A morte é impiedosa. É a única certeza em meio a tantas incertezas e dúvidas no cotidiano. A morte não é justa, é injusta. Duela com a fonte do amor e vence. A morte é uma aproveitadora e indigna. Duela com a fé. Como pode duelar com uma pétala sedosa, de uma flor cor de rosa, gentil e delicada? A morte é uma foice dura, gelada e total ausência de compaixão. Ela decapita, subtrai, rasga, eletrocuta, perfura, afoga, congela queimando e cremando a carne, transformada em cinzas. Ela enterra preciosidades.
A morte é sociopata. Segue extinguindo e extirpando vidas e totalmente isenta de culpa. A morte desconhece reparações. Ela segue seu caminho e desconhece retrocessos. A morte é onipotente, só olha para frente seguindo suas metas. Então, a morte faz tudo o que pensa e segue realizando todos os seus desejos. Quem consegue dar limites para a morte? Ela não se submete a evangelização, tampouco às leis. Penso que a morte é um zumbi, totalmente esvaziada de vida, só pulsão destrutiva. Ela é o escuro pantanoso e sombra úmida e árida. Ali nada se cria ou fertiliza.

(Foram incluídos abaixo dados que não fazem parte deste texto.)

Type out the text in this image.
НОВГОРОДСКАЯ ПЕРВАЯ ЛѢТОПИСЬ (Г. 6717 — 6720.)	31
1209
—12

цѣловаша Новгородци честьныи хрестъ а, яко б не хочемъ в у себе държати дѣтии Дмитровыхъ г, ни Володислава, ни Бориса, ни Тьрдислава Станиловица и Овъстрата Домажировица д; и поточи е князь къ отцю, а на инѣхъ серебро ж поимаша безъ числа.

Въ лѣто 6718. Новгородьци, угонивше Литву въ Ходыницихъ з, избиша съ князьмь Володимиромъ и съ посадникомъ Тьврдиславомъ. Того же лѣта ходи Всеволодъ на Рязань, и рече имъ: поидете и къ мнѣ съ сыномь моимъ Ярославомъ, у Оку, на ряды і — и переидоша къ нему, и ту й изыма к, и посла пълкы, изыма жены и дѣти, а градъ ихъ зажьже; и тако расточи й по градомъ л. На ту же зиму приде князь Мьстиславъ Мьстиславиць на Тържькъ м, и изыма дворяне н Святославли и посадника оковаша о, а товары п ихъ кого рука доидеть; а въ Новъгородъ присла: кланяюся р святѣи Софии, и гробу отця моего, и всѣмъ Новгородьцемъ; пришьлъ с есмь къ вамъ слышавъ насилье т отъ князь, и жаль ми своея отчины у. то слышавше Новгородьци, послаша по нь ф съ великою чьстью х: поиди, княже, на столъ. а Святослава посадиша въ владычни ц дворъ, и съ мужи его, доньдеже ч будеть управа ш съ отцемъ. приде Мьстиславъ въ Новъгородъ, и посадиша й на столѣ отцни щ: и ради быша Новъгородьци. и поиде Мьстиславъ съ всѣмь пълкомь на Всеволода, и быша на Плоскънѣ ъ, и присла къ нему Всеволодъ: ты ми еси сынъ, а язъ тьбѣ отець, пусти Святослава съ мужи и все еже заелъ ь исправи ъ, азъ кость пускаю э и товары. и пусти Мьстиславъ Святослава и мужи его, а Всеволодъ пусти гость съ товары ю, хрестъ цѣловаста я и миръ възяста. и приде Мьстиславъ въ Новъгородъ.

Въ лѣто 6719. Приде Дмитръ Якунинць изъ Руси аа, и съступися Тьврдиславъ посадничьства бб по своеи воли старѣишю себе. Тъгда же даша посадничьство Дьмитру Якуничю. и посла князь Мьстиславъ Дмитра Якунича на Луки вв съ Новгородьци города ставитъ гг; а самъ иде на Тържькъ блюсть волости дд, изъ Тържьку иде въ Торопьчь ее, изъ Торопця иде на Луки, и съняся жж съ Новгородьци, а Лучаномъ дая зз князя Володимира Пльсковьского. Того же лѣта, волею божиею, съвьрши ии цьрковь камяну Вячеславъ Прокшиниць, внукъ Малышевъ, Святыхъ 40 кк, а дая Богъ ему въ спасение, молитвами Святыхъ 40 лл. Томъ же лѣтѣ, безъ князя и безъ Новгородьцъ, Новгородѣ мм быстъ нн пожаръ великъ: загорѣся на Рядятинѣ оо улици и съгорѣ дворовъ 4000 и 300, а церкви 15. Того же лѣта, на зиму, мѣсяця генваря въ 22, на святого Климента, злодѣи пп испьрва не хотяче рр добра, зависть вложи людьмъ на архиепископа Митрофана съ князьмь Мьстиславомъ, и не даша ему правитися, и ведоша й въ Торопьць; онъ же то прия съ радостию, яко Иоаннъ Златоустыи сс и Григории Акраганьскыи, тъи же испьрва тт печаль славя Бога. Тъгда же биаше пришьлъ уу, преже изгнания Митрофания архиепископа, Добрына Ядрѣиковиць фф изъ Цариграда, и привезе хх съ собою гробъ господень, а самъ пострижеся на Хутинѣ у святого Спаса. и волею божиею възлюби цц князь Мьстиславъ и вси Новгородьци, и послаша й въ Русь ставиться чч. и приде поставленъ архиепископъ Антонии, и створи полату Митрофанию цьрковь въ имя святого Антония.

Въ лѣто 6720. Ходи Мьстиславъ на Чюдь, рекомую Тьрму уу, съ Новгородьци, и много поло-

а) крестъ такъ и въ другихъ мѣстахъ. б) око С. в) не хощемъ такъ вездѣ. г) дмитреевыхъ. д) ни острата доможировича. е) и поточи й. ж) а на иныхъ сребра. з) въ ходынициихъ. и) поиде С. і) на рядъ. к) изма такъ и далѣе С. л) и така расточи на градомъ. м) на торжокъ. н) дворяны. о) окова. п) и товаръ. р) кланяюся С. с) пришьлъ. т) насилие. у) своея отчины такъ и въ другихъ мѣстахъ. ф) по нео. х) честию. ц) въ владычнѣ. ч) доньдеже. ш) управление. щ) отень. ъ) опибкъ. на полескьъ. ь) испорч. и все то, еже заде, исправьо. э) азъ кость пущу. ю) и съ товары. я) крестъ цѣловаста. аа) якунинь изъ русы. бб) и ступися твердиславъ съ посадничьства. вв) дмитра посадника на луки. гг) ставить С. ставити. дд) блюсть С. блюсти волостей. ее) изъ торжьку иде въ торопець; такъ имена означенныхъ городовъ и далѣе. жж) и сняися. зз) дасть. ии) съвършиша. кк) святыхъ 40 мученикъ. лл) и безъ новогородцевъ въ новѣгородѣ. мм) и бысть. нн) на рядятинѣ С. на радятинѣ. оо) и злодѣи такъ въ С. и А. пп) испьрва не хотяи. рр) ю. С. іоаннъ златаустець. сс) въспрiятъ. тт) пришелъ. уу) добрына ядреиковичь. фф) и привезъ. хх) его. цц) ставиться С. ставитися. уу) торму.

Estive próxima a “ela” por esses dias. Ela ronda, prepara o terreno de um jeito tão inescrupuloso! Hipnotiza a razão e congela as emoções. Você tem impressão de que foi abduzido de si mesmo. O aparelho para pensar os pensamentos se perde. E quando a razão, influenciada pela covarde morte, vem conversar com você, pedindo para decidir se segue a ciência ou a natureza? A regressão ao primitivismo é inevitável. A morte é poderosa. Ela é como o vento, chega e você nem sente. O ambiente pré-morte choca. É o estranho ambiente, sendo habitado, por pessoas estranhas, onde o familiar é impedido de chegar próximo. O ambiente é gelado, anunciando algo próximo ao congelamento total.
Ruídos estranhos dia e noite, seguindo rotinas ininterruptas. É o estranho pela perda de referências entre o espaço e o tempo. A Unidade de Terapia Intensiva deveria ser semelhante ao útero de uma mãe, gestando o seu bebê. A morte é tão invencível que na gangorra do duelo, nada ganha dela. Pode ser o mais rico, mais sábio, bondoso, versátil ou habilidoso, ninguém pode com ela. Somos um grão de areia perto da gigante morte. Somente nos resta viver e aproveitar muito bem, o convívio com quem vivo, está. Podemos e devemos pensar sobre a vida enquanto estamos vivos. Significá-la.
Não podemos com a morte, mas podemos retardá-la, freá-la e evitar sua precocidade. Penso que, quando for possível, sendo a morte inevitável, seria ideal que o paciente terminal permanecesse no ambiente familiar.